这些燕行使者到中国后,中国给他们的招待是非常好的。进了镇南关后,最基础的费用全由中国承担。中国政府会派两种人去陪他,一种叫“长送”,一种叫“短送”。长送就是从广西进来以后,一个相当于今天省一级政府的副职或近似级别的人物,一直护送他到北京。短送是每过一个州县,都有一个官员在本地的地界里陪同。
陪送的过程当中,主要就是为这些燕行使者做两件事。一就是吃喝,每天两顿,还都是有肉的。另一个就是听戏。以清代为例,乾隆五十八年二月一个上谕,就说——
向来安南使臣来京瞻觐,经过沿途省会,该督抚等例有筵宴演戏之事。
现在看到的燕行文献里也有相似的记载,如同治七年来华的越南使团,在广西、湖南和湖北,都受到过“酒三行,演戏三出”的招待。到了北京以后,清朝的皇帝也要赐宴,然后也都安排他们听戏。听戏主要有三个地方:热河行宫里的清音阁,圆明园里的同乐园,紫禁城内的畅音阁。别小看这个听戏,中国人招待外宾,举办文艺活动都是有政治目的的。在整个演出过程中要表现什么,非常重要。越南、朝鲜和琉球的使节都是汉字文化圈的人,自然看得懂其中的政治含义。
燕行的过程中及之后,燕行使者会留下一批文字或图像的记录,我们现在叫它燕行文献。越南的燕行文献主要有三类:诗文集、日记、使程图。
其中最有特色的,是使程图。燕行使者进入中国后,有时甚至从越南首都升龙或顺化出发时,走过的每一个地方,都尽量把它画下来,一直画到北京。这些使程图对于我们现在来说,是研究中国南方地区地理、文化的非常好的材料。现在的广西、湖南一带,以前整个文化的记录相对而言并不发达。而靠了越南人的这些地图,我们可以获得以前比较缺乏的第一手文献。
使程图里的中国
使程图在现存的东亚燕行文献中,是琉球没有的,朝鲜也很少的。使程图大多是彩绘的。我选其中一种,是一个叫阮辉□的使臣为首的使团所绘的《燕轺日程》,时间是乾隆三十一年(1766)。

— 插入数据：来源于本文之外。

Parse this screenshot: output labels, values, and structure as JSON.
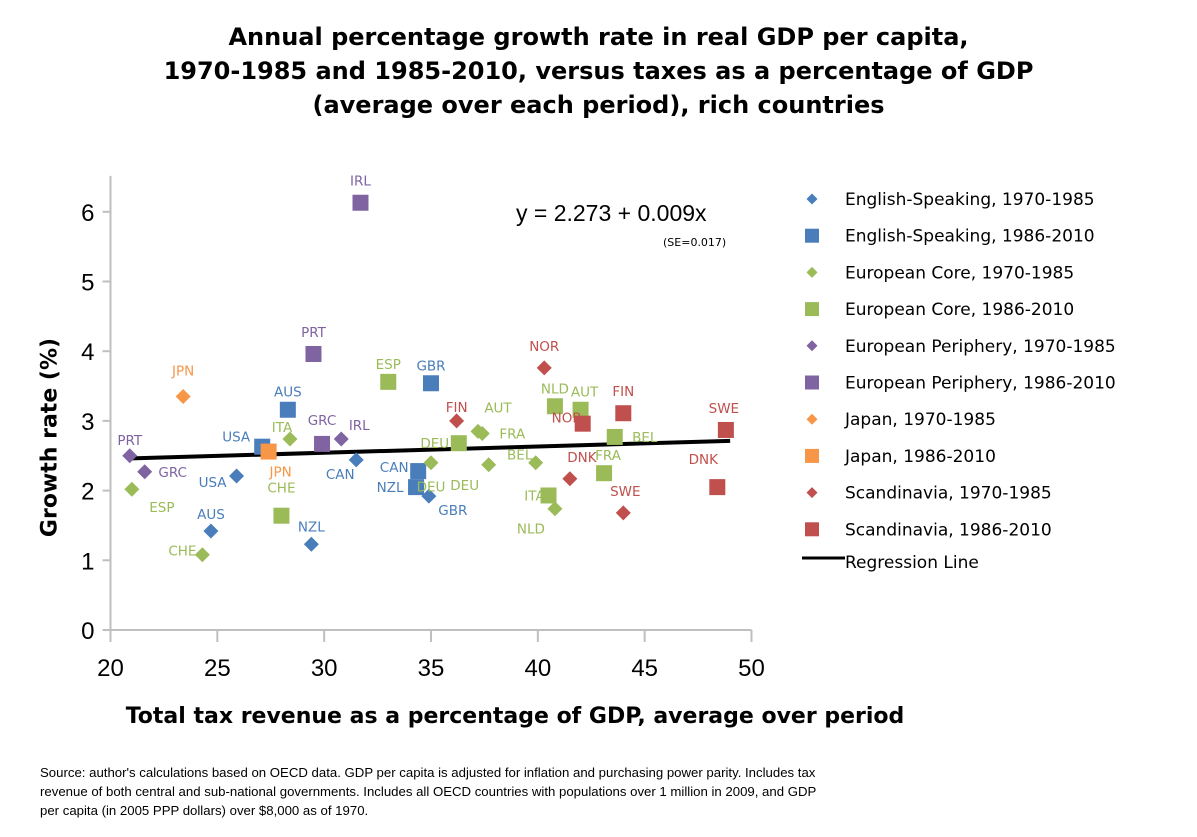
{
  "chart_data": {
    "type": "scatter",
    "title": [
      "Annual percentage growth rate in real GDP per capita,",
      "1970-1985 and 1985-2010, versus taxes as a percentage of GDP",
      "(average over each period), rich countries"
    ],
    "xlabel": "Total tax revenue as a percentage of GDP, average over period",
    "ylabel": "Growth rate (%)",
    "xlim": [
      20,
      50
    ],
    "ylim": [
      0,
      6.3
    ],
    "xticks": [
      20,
      25,
      30,
      35,
      40,
      45,
      50
    ],
    "yticks": [
      0,
      1,
      2,
      3,
      4,
      5,
      6
    ],
    "grid": false,
    "legend_position": "right",
    "regression": {
      "intercept": 2.273,
      "slope": 0.009,
      "x_range": [
        20.8,
        49.0
      ],
      "label": "Regression Line",
      "equation": "y = 2.273 + 0.009x",
      "se": "(SE=0.017)"
    },
    "series": [
      {
        "name": "English-Speaking, 1970-1985",
        "marker": "diamond",
        "color": "#4a7ebb",
        "points": [
          {
            "label": "USA",
            "x": 25.9,
            "y": 2.21
          },
          {
            "label": "AUS",
            "x": 24.7,
            "y": 1.42
          },
          {
            "label": "NZL",
            "x": 29.4,
            "y": 1.23
          },
          {
            "label": "CAN",
            "x": 31.5,
            "y": 2.44
          },
          {
            "label": "GBR",
            "x": 34.9,
            "y": 1.92
          }
        ]
      },
      {
        "name": "English-Speaking, 1986-2010",
        "marker": "square",
        "color": "#4a7ebb",
        "points": [
          {
            "label": "USA",
            "x": 27.1,
            "y": 2.63
          },
          {
            "label": "AUS",
            "x": 28.3,
            "y": 3.16
          },
          {
            "label": "GBR",
            "x": 35.0,
            "y": 3.54
          },
          {
            "label": "CAN",
            "x": 34.4,
            "y": 2.28
          },
          {
            "label": "NZL",
            "x": 34.3,
            "y": 2.05
          }
        ]
      },
      {
        "name": "European Core, 1970-1985",
        "marker": "diamond",
        "color": "#9bbb59",
        "points": [
          {
            "label": "ESP",
            "x": 21.0,
            "y": 2.02
          },
          {
            "label": "CHE",
            "x": 24.3,
            "y": 1.08
          },
          {
            "label": "ITA",
            "x": 28.4,
            "y": 2.74
          },
          {
            "label": "DEU",
            "x": 35.0,
            "y": 2.4
          },
          {
            "label": "AUT",
            "x": 37.2,
            "y": 2.85
          },
          {
            "label": "FRA",
            "x": 37.4,
            "y": 2.82
          },
          {
            "label": "DEU",
            "x": 37.7,
            "y": 2.37
          },
          {
            "label": "BEL",
            "x": 39.9,
            "y": 2.4
          },
          {
            "label": "NLD",
            "x": 40.8,
            "y": 1.74
          }
        ]
      },
      {
        "name": "European Core, 1986-2010",
        "marker": "square",
        "color": "#9bbb59",
        "points": [
          {
            "label": "CHE",
            "x": 28.0,
            "y": 1.64
          },
          {
            "label": "ESP",
            "x": 33.0,
            "y": 3.56
          },
          {
            "label": "DEU",
            "x": 36.3,
            "y": 2.68
          },
          {
            "label": "NLD",
            "x": 40.8,
            "y": 3.21
          },
          {
            "label": "AUT",
            "x": 42.0,
            "y": 3.16
          },
          {
            "label": "ITA",
            "x": 40.5,
            "y": 1.93
          },
          {
            "label": "BEL",
            "x": 43.6,
            "y": 2.77
          },
          {
            "label": "FRA",
            "x": 43.1,
            "y": 2.25
          }
        ]
      },
      {
        "name": "European Periphery, 1970-1985",
        "marker": "diamond",
        "color": "#8064a2",
        "points": [
          {
            "label": "PRT",
            "x": 20.9,
            "y": 2.5
          },
          {
            "label": "GRC",
            "x": 21.6,
            "y": 2.27
          },
          {
            "label": "IRL",
            "x": 30.8,
            "y": 2.74
          }
        ]
      },
      {
        "name": "European Periphery, 1986-2010",
        "marker": "square",
        "color": "#8064a2",
        "points": [
          {
            "label": "IRL",
            "x": 31.7,
            "y": 6.13
          },
          {
            "label": "PRT",
            "x": 29.5,
            "y": 3.96
          },
          {
            "label": "GRC",
            "x": 29.9,
            "y": 2.67
          }
        ]
      },
      {
        "name": "Japan, 1970-1985",
        "marker": "diamond",
        "color": "#f79646",
        "points": [
          {
            "label": "JPN",
            "x": 23.4,
            "y": 3.35
          }
        ]
      },
      {
        "name": "Japan, 1986-2010",
        "marker": "square",
        "color": "#f79646",
        "points": [
          {
            "label": "JPN",
            "x": 27.4,
            "y": 2.56
          }
        ]
      },
      {
        "name": "Scandinavia, 1970-1985",
        "marker": "diamond",
        "color": "#c0504d",
        "points": [
          {
            "label": "FIN",
            "x": 36.2,
            "y": 3.0
          },
          {
            "label": "NOR",
            "x": 40.3,
            "y": 3.76
          },
          {
            "label": "DNK",
            "x": 41.5,
            "y": 2.17
          },
          {
            "label": "SWE",
            "x": 44.0,
            "y": 1.68
          }
        ]
      },
      {
        "name": "Scandinavia, 1986-2010",
        "marker": "square",
        "color": "#c0504d",
        "points": [
          {
            "label": "FIN",
            "x": 44.0,
            "y": 3.11
          },
          {
            "label": "NOR",
            "x": 42.1,
            "y": 2.96
          },
          {
            "label": "SWE",
            "x": 48.8,
            "y": 2.87
          },
          {
            "label": "DNK",
            "x": 48.4,
            "y": 2.05
          }
        ]
      }
    ],
    "source_note": "Source: author's calculations based on OECD data.  GDP per capita is adjusted for inflation and purchasing power parity. Includes tax revenue of both central and sub-national governments.  Includes all OECD countries with populations over 1 million in 2009, and GDP per capita (in 2005 PPP dollars) over $8,000 as of 1970."
  }
}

越南人自己对于去北京的两条线路,有一个非常形象的说法,是一位叫潘辉注的使臣写的:
汉阳是古今使路水陆分程处。黎以前,使舟过此,顺流东下,历江西、江南,至扬州始起旱,经山东、直隶入京,行程共至周年,水路历东南一带,人景繁华,涉历舒畅。
到乾隆时代以前,他们的使行线路全部是沿长江而下,所以经过江南。江南地方是非常漂亮的,又是水路,很平稳,所以玩得非常痛快。
近来自汉口起旱,过武陵关,入河南,经直隶,四十日间,风沙跋履,使车殊属劳苦。虽中土山河,备见古今遗迹,而晨夕驰驱,每怀靡及,何如风水安便上路上扬州耶。
这里的“近来”,是指清代中后期。“起旱”,就是不走水路,坐马车了。尽管北方有很多古迹,但这么走实在太苦了。我们现在看到的燕行使者的文字里,有坐双轮车颠下来的,还有在轿子上被颠下来的。所以他很怀念那些早期能够过江南的燕行光景。
早期的使程图画得非常仔细,因为整个路程的大部分是水路,中间沿长江而来,水路既平稳又慢,可以仔细画。像《燕轺日程》里画的南京城图,有些城门名称现在是找不到的,如“龙江门”、“后阁门”。这些对我们现在来研究南京的城市变迁,是非常好的一手资料。
后期的使程图,基本上可能是以早期的图为基础,再加了一些东西。
在使程图里我觉得最有意思,也是被画得最详细的,是北京图;北京图里画得最用心的,则是紫禁城,就是故宫。
早期画的故宫,很像越南的建筑,尤其是这两个翘檐,越南黎朝、阮朝的建筑才是这样的。他一定是凭记忆画的,只能以自己熟悉的越南高档建筑为参照。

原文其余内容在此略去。